Creating myself with my own two hands, beginning again, and starting a new enveloped me, and the idea that changing myself to such an extent that I would leave everything behind was so extremely appealing. This is what prompted me to cut off all my hair, hair that my mother and my grandmother took so much pride in, but It was nothing more than hair to me. They loved my long hair, praised it in fact for not being the kinky hair found on most of my family members and I found it so strange and so separating. I didn't hate my hair, I didn't have any particular feeling towards it but it seemed whenever I would mention a cut, it was as if I had threatened them. It bothered me, their hair was beautiful, full of strength, vitality, and personality and I wondered why they never saw it that way.
They saw my hair as being some separate entity apart from me, something that defined me and my value but it was just hair, grossly elongated from my scalp. It didn't define me, It wasn't me. Over time I started chopping it off, it began with an impulse while I was in middle school, I hid in the bathroom for an hour and gave myself one of the worst cuts imaginable. My mom woke up to bunches of hair in the trash and immediately lost it. As a punishment she had me go to school with the lopsided hairdo for a week before getting it professionally trimmed. But let me tell you a little secret, the rush was amazing, cutting it all off without a care in the world, without any plan was euphoric and since then it's been a secret pleasure of mine to cut my hair when I'm overly stressed.

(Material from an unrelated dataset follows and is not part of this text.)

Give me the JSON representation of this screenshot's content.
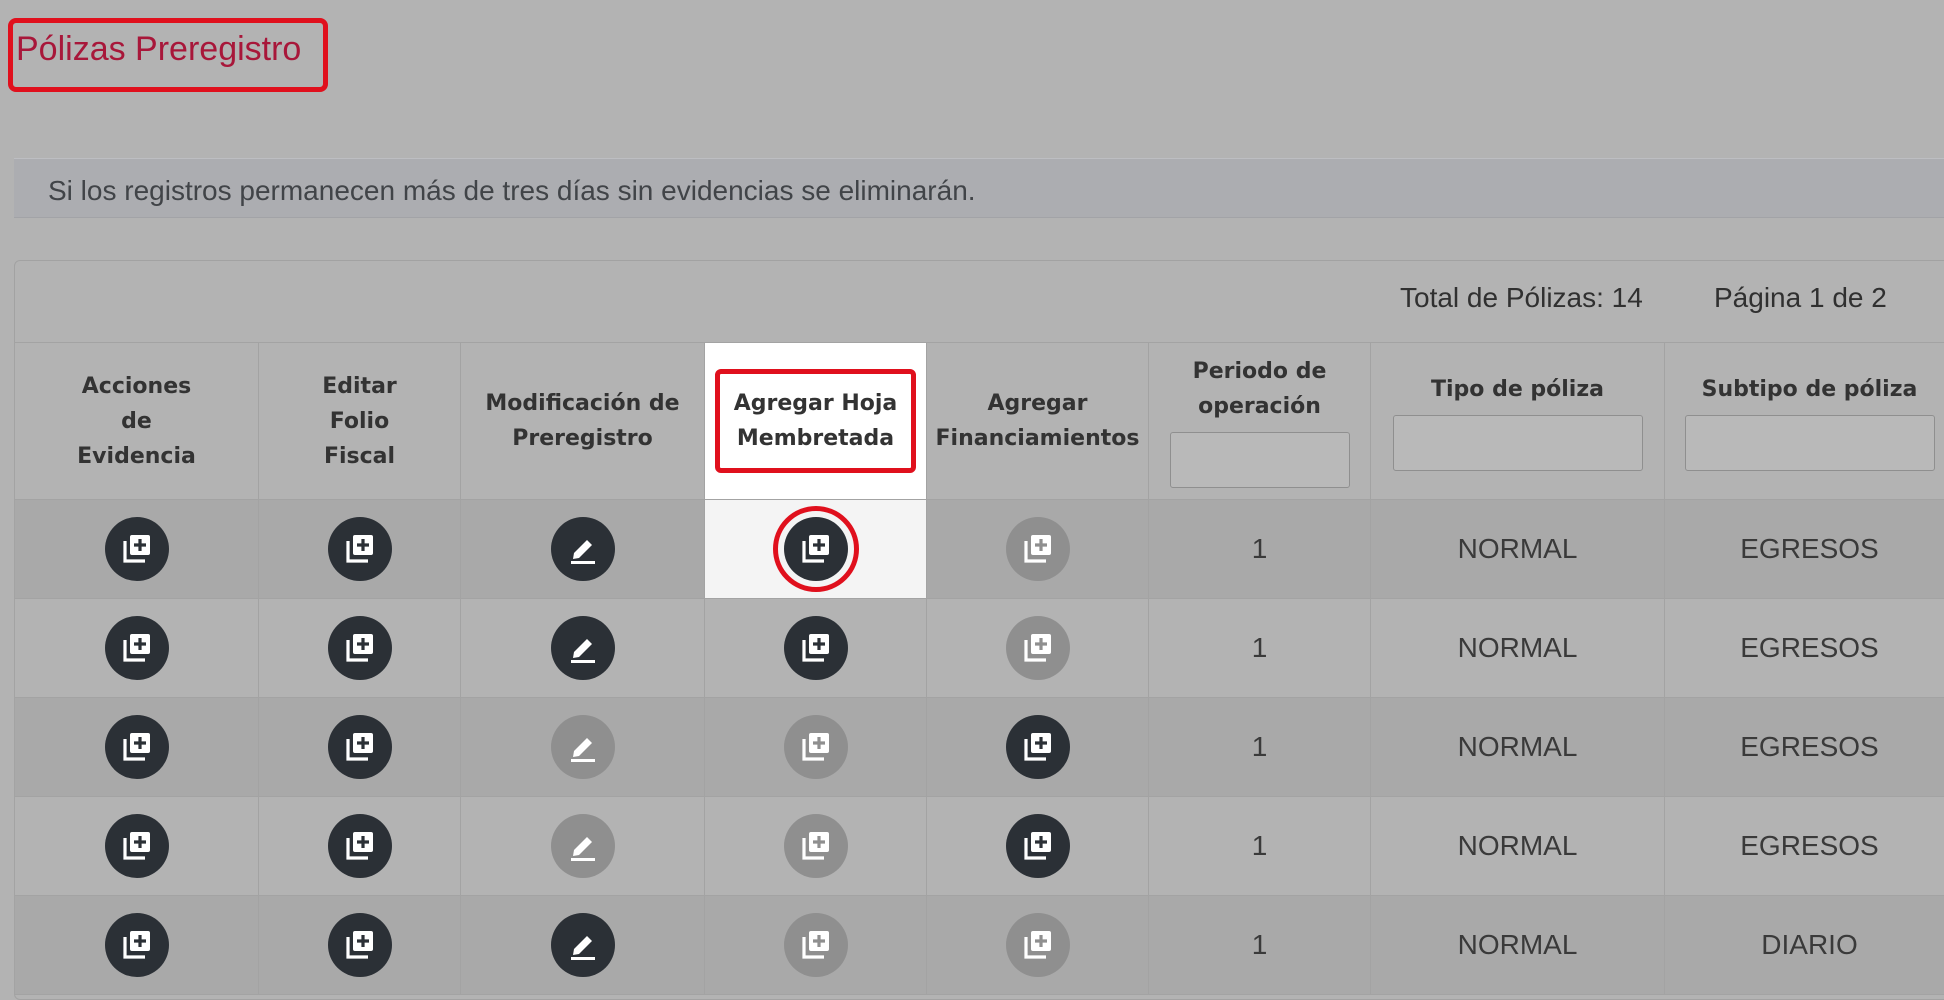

Now my hair wasn't very short, but that's what it would become in the near future. It was like a breath of fresh hair every few months or so I would indulge myself and come home to a rant on how I wasn't as pretty anymore and that only pretty girls have long hair. It was laughable, I never saw the beauty or convenience in hair that dangled past my waist. I was drawn to shorter hair, hair that brushed along the shoulder ever so slightly and had a bob to its movement. I began to focus my attention on main characters that represented what I wanted to become. All of a sudden I realized that although hair doesn't have the power to define me or anyone else I have the ability to define it for myself. I saw strength in women that let go of these lengthy restraints and admired them for breaking a strange stereotype.

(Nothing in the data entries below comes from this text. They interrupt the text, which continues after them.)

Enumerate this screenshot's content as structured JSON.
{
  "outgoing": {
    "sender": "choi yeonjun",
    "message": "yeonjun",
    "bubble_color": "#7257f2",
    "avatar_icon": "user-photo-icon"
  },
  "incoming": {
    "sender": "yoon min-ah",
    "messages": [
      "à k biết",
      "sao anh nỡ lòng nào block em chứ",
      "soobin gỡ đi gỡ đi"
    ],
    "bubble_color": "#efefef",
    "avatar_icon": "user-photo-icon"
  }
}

My mother and grandmother soon adjusted to my preference although they still made a few snide remarks they saw how rejuvenating it can become. When I finally had the courage to cut my hair as short as it is now was at a time in my life where I welcomed change. I was beginning to discover many new things about myself and through this, I have never felt more comfortable in my skin or my hair. It was freeing when I saw all that hair falling from my head onto the floor and the bits of encouragement from both the hairdressers and other customers reassured me that what I was doing was right for me. I love my hari now, or my lack thereof and I feel much more confident in myself without all that hair to hide me.